Businesses don’t like uncertainty and, in the UK, they’ve had a bucket load of it.
With the delaying of Article 50, this looks set to continue for at least six more months and no one knows what sort of deal we may leave the EU with, if we leave with a deal at all.
This makes business planning extremely problematic and explains why so many senior executives are holding off on big investment decisions.
But there are some simple steps all businesses can take to future proof themselves against the worst Brexit is likely to throw at them.
And accountants and advisers working closely with their clients have a key role in ensuring they are doing everything possible to prepare the ground for any economic hiccups.
From our experience of working with 14,000 UK businesses across dozens of sectors, helping them innovate and grow, these are the key elements to focus on for future success:
Protect cash flow
Cash is king, as the old saying goes. More than half of businesses fail within their first five years and this is not usually due to a lack of orders but a lack of available cash. It doesn’t matter how long a business’s order book is if no one is paying. Accountants should keep a keen eye on how likely it is that their clients’ cash reserves will run out, causing avoidable damage to the firms’ growth and operations.
There are many options available for unlocking cash, from traditional bank overdrafts to invoice finance providers and other independent lenders. But businesses must also put in place robust policies to ensure they are not too vulnerable to late payment, a worsening problem. Businesses should secure 50% of their fees upfront before undertaking new work and be proactive about chasing late payments.
Find new ways to maximise revenue streams
It is vital to squeeze every last drop of profit from revenues. This money can then be reinvested to fuel further growth. A key way to increase profits beyond sales and operational efficiencies is tax relief in the form of research and development (R&D) tax credits, capital allowances and Patent Box tax relief. Depending on a company’s line of work, it may be eligible for all three.
Many businesses are eligible for R&D tax relief but do not know it, and that alone can be worth hundreds of thousands of pounds a year to some companies. R&D tax relief can be claimed for a wide range of innovations such as new products, services and business processes in all sectors. If you don’t know whether your clients’ business will qualify, then partner with a tax relief specialist who will.

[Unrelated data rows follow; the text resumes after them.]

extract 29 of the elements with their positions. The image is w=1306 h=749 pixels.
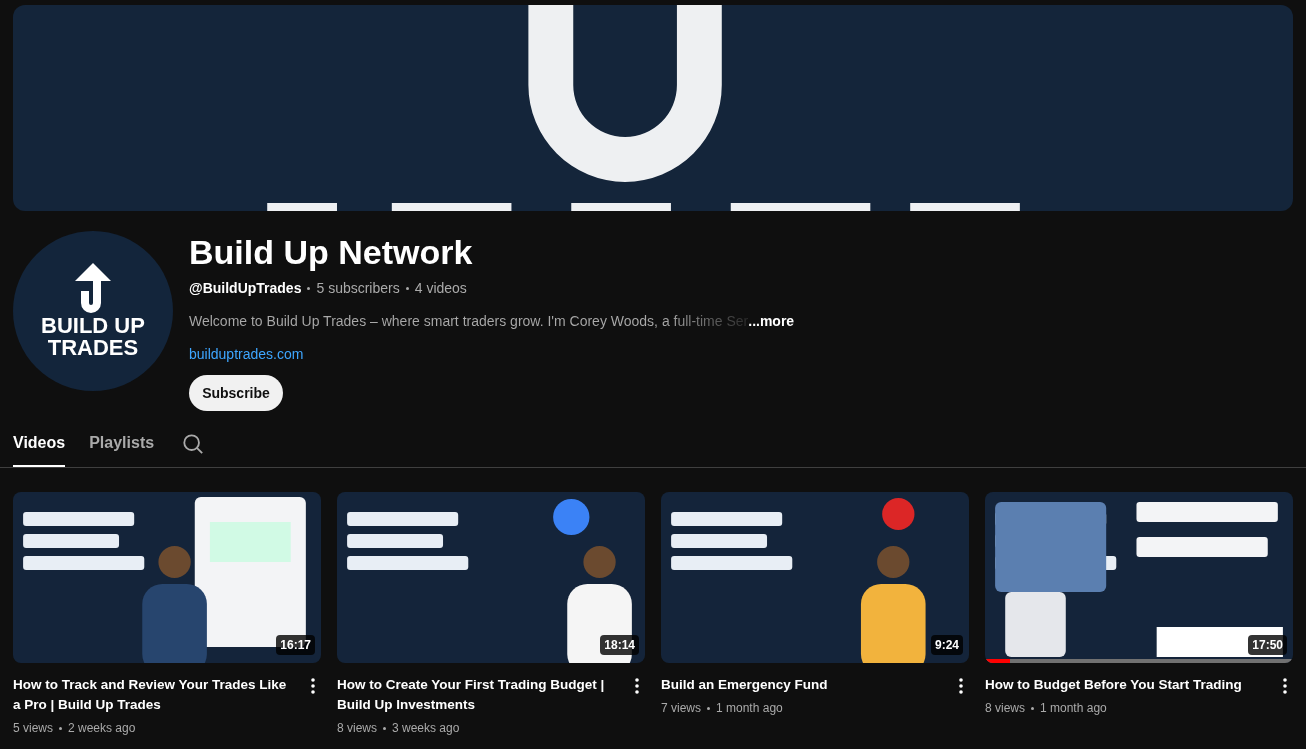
duration-badge: 16:17 bbox=[276, 635, 315, 655]
duration-badge: 9:24 bbox=[930, 635, 963, 655]
view-count: 8 views bbox=[337, 720, 377, 737]
duration-badge: 17:50 bbox=[1248, 635, 1287, 655]
upload-age: 2 weeks ago bbox=[68, 720, 136, 737]
arrow-up-icon bbox=[73, 263, 113, 315]
video-title[interactable]: How to Budget Before You Start Trading bbox=[985, 675, 1269, 695]
logo-text: BUILD UP bbox=[41, 315, 145, 337]
tab[interactable]: Videos bbox=[13, 431, 66, 467]
view-count: 7 views bbox=[661, 700, 701, 717]
upload-age: 1 month ago bbox=[1040, 700, 1107, 717]
website-link[interactable]: builduptrades.com bbox=[189, 344, 795, 365]
subscribe-button[interactable]: Subscribe bbox=[189, 375, 283, 411]
tab[interactable]: Playlists bbox=[89, 431, 155, 467]
video-title[interactable]: Build an Emergency Fund bbox=[661, 675, 945, 695]
video-title[interactable]: How to Track and Review Your Trades Like a Pro | Build Up Trades bbox=[13, 675, 297, 715]
channel-handle: @BuildUpTrades bbox=[189, 279, 302, 298]
subscriber-count: 5 subscribers bbox=[316, 279, 400, 298]
upload-age: 3 weeks ago bbox=[392, 720, 460, 737]
duration-badge: 18:14 bbox=[600, 635, 639, 655]
logo-text: TRADES bbox=[47, 337, 139, 359]
video-title[interactable]: How to Create Your First Trading Budget | Build Up Investments bbox=[337, 675, 621, 715]
video-count: 4 videos bbox=[414, 279, 467, 298]
upload-age: 1 month ago bbox=[716, 700, 783, 717]
view-count: 8 views bbox=[985, 700, 1025, 717]
channel-name: Build Up Network bbox=[189, 232, 474, 272]
search-icon[interactable] bbox=[182, 433, 205, 455]
view-count: 5 views bbox=[13, 720, 53, 737]
more-link[interactable]: ...more bbox=[748, 311, 795, 332]
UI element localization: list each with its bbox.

Capital allowances can be offset against all the expenses associated with a commercial property such as air conditioning, wiring, heating, lighting and security systems. If you turned a commercial property upside down and let anything not screwed in or bolted down fall out, most of what is left can be used to claim a capital allowance though the rules are complicated. All UK taxpayers that own commercial property may be eligible for Capital Allowances tax relief but eligibility and value of the claim depend on multiple criteria.
Lastly the Patent Box tax relief, introduced in 2013, rewards income made from patents with a reduced rate of corporation tax. Since this is a relatively new tax relief, a huge proportion of companies remain unaware of it and it is the job of accountants to make sure clients check their eligibility.
All these forms of tax relief can significantly boost annual income, providing money which can be used to fuel further business success and smooth out any bumps in the road.
Businesses must grow sustainably and avoid overtrading. This is particularly risky at a time of economic uncertainty when customers are more likely to pay late or even default. Make sure your client businesses carry out detailed due diligence and agree realistic but favourable payment terms. Then work with them to plan for how they will fund the growth, whether that requires new staff, more equipment or more space. They may need to find a trusted lender to unlock capital in order to increase output or re-invest their tax relief income. But this needs to be in step with the size of the opportunity and the market.
All this requires a comprehensive understanding of the business’s financial status and accounts through key planning tools such as cash flow forecasts. With sensible financial planning, you can help clients decide how far to stretch budgets then work with a recommended lender to protect cash flow or unlock capital when needed to grow sustainably.
It may also be worth considering debtor protection which insures a business’s order book so that if customers do not pay their invoices on time or stop trading, the insurer will cover the outstanding debt.
If businesses follow these steps and are careful in forecasting and managing their revenue, they should be able to successfully weather any potential economic turbulence.